Training deep physical neural networks with local physical information bottleneck
This addresses the energy and latency constraints in deep learning for AI applications, though it is incremental as it builds on existing PNN concepts with a novel training method.
The paper tackles the challenge of training deep physical neural networks (PNNs) for energy-efficient AI by introducing the Physical Information Bottleneck (PIB) framework, which enables supervised, unsupervised, and reinforcement learning across electronic and optical platforms without auxiliary digital models.

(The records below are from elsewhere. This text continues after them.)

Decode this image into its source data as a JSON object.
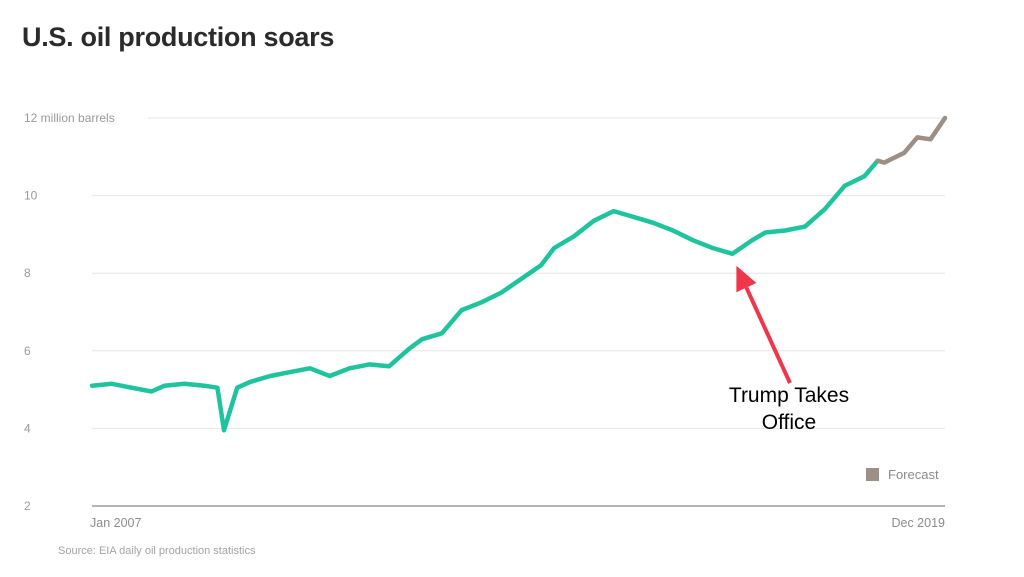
{
  "chart_data": {
    "type": "line",
    "title": "U.S. oil production soars",
    "ylabel": "12 million barrels",
    "ylim": [
      2,
      12
    ],
    "y_ticks": [
      {
        "value": 12,
        "label": "12 million barrels"
      },
      {
        "value": 10,
        "label": "10"
      },
      {
        "value": 8,
        "label": "8"
      },
      {
        "value": 6,
        "label": "6"
      },
      {
        "value": 4,
        "label": "4"
      },
      {
        "value": 2,
        "label": "2"
      }
    ],
    "xlim": [
      2007.0,
      2019.92
    ],
    "x_labels": {
      "start": "Jan 2007",
      "end": "Dec 2019"
    },
    "series": [
      {
        "name": "Actual",
        "color": "#1fc49e",
        "x": [
          2007.0,
          2007.3,
          2007.6,
          2007.9,
          2008.1,
          2008.4,
          2008.7,
          2008.9,
          2009.0,
          2009.2,
          2009.4,
          2009.7,
          2010.0,
          2010.3,
          2010.6,
          2010.9,
          2011.2,
          2011.5,
          2011.8,
          2012.0,
          2012.3,
          2012.6,
          2012.9,
          2013.2,
          2013.5,
          2013.8,
          2014.0,
          2014.3,
          2014.6,
          2014.9,
          2015.2,
          2015.5,
          2015.8,
          2016.1,
          2016.4,
          2016.7,
          2017.0,
          2017.2,
          2017.5,
          2017.8,
          2018.1,
          2018.4,
          2018.7,
          2018.9,
          2019.0,
          2019.3,
          2019.5,
          2019.7,
          2019.92
        ],
        "y": [
          5.1,
          5.15,
          5.05,
          4.95,
          5.1,
          5.15,
          5.1,
          5.05,
          3.95,
          5.05,
          5.2,
          5.35,
          5.45,
          5.55,
          5.35,
          5.55,
          5.65,
          5.6,
          6.05,
          6.3,
          6.45,
          7.05,
          7.25,
          7.5,
          7.85,
          8.2,
          8.65,
          8.95,
          9.35,
          9.6,
          9.45,
          9.3,
          9.1,
          8.85,
          8.65,
          8.5,
          8.85,
          9.05,
          9.1,
          9.2,
          9.65,
          10.25,
          10.5,
          10.9,
          10.85,
          11.1,
          11.5,
          11.45,
          12.0
        ]
      }
    ],
    "split_x": 2018.9,
    "actual_color": "#1fc49e",
    "forecast_color": "#9c8f85",
    "legend": {
      "label": "Forecast",
      "color": "#9c8f85",
      "position": "bottom-right"
    },
    "annotation": {
      "lines": [
        "Trump Takes",
        "Office"
      ],
      "target": {
        "x": 2016.7,
        "y": 8.5
      },
      "arrow_color": "#f0364a"
    }
  },
  "source": "Source: EIA daily oil production statistics"
}
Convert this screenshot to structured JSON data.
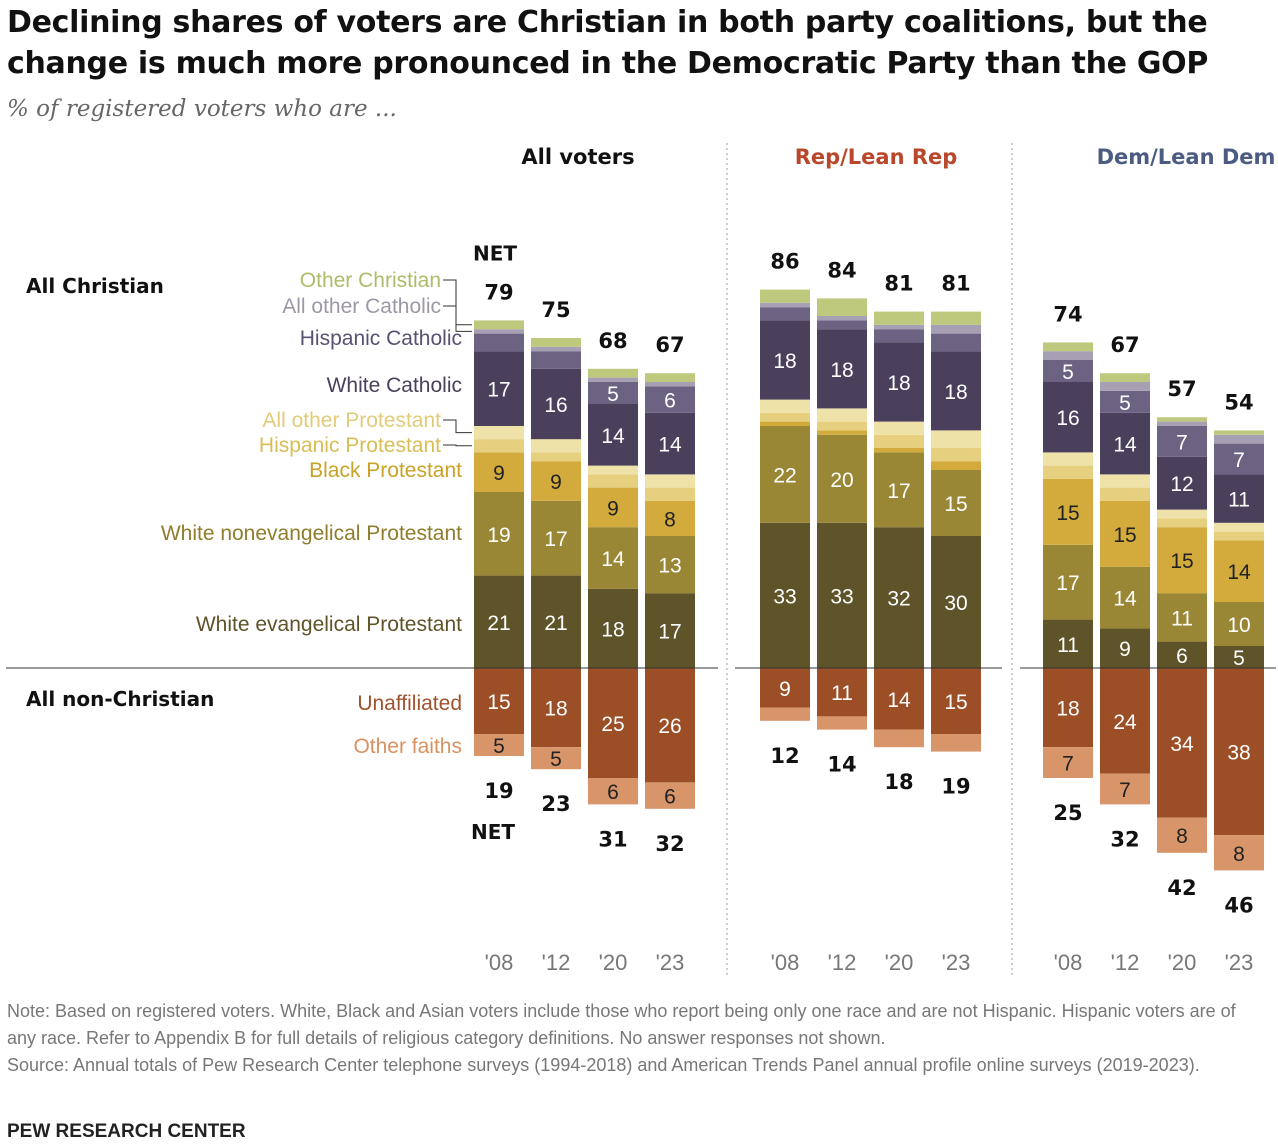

Deep learning has revolutionized modern society but faces growing energy and latency constraints. Deep physical neural networks (PNNs) are interconnected computing systems that directly exploit analog dynamics for energy-efficient, ultrafast AI execution. Realizing this potential, however, requires universal training methods tailored to physical intricacies. Here, we present the Physical Information Bottleneck (PIB), a general and efficient framework that integrates information theory and local learning, enabling deep PNNs to learn under arbitrary physical dynamics. By allocating matrix-based information bottlenecks to each unit, we demonstrate supervised, unsupervised, and reinforcement learning across electronic memristive chips and optical computing platforms. PIB also adapts to severe hardware faults and allows for parallel training via geographically distributed resources. Bypassing auxiliary digital models and contrastive measurements, PIB recasts PNN training as an intrinsic, scalable information-theoretic process compatible with diverse physical substrates.